Q: Did the 2015 Advisory Committee integrate existing reports into its review?

A: The Advisory Committee reviewed several existing reports to supplement the Advisory Committee’s expertise on specific topics. These reports address specific Advisory Committee questions and were drafted by national and international professional organizations and government agencies including:

  • American Heart Association (AHA)
  • American Academy of Pediatrics (AAP)
  • Institute of Medicine (IOM)
  • European Food Safety Authority (EFSA)
  • World Health Organization (WHO)

These reports summarize the most current and comprehensive evidence and have been written by a panel of recognized experts in the field.

Q: Were members of the public able to attend meetings of the 2015 Advisory Committee?

A: The Advisory Committee held a series of public meetings to review and discuss the scientific evidence to support recommendations. All meetings of the Advisory Committee were open to the public online via webcast. The first 2 meetings also allowed attendance in person. Meeting dates, times, locations, and other relevant information were announced via Federal Register notice at least 15 days in advance of each meeting. In addition, meeting materials such as slide presentations were posted on health.gov/dietaryguidelines prior to or following each public meeting.

Q: Were members of the public able to give input to the 2015 Advisory Committee?
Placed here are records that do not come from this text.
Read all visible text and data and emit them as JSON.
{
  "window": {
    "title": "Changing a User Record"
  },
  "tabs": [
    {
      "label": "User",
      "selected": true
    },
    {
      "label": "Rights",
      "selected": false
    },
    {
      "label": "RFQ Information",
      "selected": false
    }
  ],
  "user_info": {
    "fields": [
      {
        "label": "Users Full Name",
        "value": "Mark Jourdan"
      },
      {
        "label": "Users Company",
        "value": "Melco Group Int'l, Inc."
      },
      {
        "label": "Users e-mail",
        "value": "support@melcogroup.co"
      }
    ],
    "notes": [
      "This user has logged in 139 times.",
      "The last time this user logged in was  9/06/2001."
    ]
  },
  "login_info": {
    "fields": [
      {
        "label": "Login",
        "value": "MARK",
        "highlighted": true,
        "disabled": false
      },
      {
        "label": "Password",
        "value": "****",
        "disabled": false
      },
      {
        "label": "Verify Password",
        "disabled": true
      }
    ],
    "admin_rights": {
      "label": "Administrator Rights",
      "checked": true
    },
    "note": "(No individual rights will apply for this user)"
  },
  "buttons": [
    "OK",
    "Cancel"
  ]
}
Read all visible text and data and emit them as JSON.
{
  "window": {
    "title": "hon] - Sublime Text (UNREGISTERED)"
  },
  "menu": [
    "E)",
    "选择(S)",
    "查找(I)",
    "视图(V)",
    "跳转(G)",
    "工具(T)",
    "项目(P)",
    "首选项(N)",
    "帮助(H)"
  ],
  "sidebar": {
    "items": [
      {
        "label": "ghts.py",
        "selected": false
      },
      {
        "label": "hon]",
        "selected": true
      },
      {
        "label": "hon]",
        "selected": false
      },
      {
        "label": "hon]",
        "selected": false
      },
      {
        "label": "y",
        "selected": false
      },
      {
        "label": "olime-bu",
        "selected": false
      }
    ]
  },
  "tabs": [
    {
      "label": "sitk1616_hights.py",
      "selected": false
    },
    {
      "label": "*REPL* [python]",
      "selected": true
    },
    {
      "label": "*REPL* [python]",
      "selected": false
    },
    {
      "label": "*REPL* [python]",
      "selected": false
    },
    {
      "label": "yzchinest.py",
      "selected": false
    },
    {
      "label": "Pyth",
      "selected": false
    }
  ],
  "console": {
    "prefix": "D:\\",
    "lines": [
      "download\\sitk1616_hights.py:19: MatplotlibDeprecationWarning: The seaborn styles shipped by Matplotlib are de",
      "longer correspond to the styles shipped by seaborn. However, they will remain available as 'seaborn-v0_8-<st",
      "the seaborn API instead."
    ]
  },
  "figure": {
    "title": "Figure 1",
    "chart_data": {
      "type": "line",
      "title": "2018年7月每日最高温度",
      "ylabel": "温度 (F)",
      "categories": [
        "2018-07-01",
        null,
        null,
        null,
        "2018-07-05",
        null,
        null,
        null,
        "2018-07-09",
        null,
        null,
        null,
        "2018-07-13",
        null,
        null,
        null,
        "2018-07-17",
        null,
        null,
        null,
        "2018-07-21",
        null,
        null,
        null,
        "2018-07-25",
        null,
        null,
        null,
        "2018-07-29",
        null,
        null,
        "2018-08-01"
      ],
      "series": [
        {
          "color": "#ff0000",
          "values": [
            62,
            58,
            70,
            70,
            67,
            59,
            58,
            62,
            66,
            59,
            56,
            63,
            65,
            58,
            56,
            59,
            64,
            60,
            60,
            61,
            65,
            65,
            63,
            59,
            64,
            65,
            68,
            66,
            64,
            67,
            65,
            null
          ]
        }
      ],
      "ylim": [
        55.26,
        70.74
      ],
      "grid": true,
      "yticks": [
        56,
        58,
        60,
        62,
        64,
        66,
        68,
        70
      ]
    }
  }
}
A: The public was encouraged to submit written comments throughout the Advisory Committee’s deliberations. Federal Register notices provided information on submitting public comments, which were accepted online at health.gov/dietaryguidelines. The public also had an opportunity to provide oral testimony at the second Advisory Committee meeting.

Q: Why were meetings of the 2015 Advisory Committee aired by webcast?

A: Webcasting provides greater accessibility and transparency to individuals nationally and internationally. During the 2010 Committee process, meetings became available by webcast to provide access to a much larger audience of people who could not attend the deliberations in person.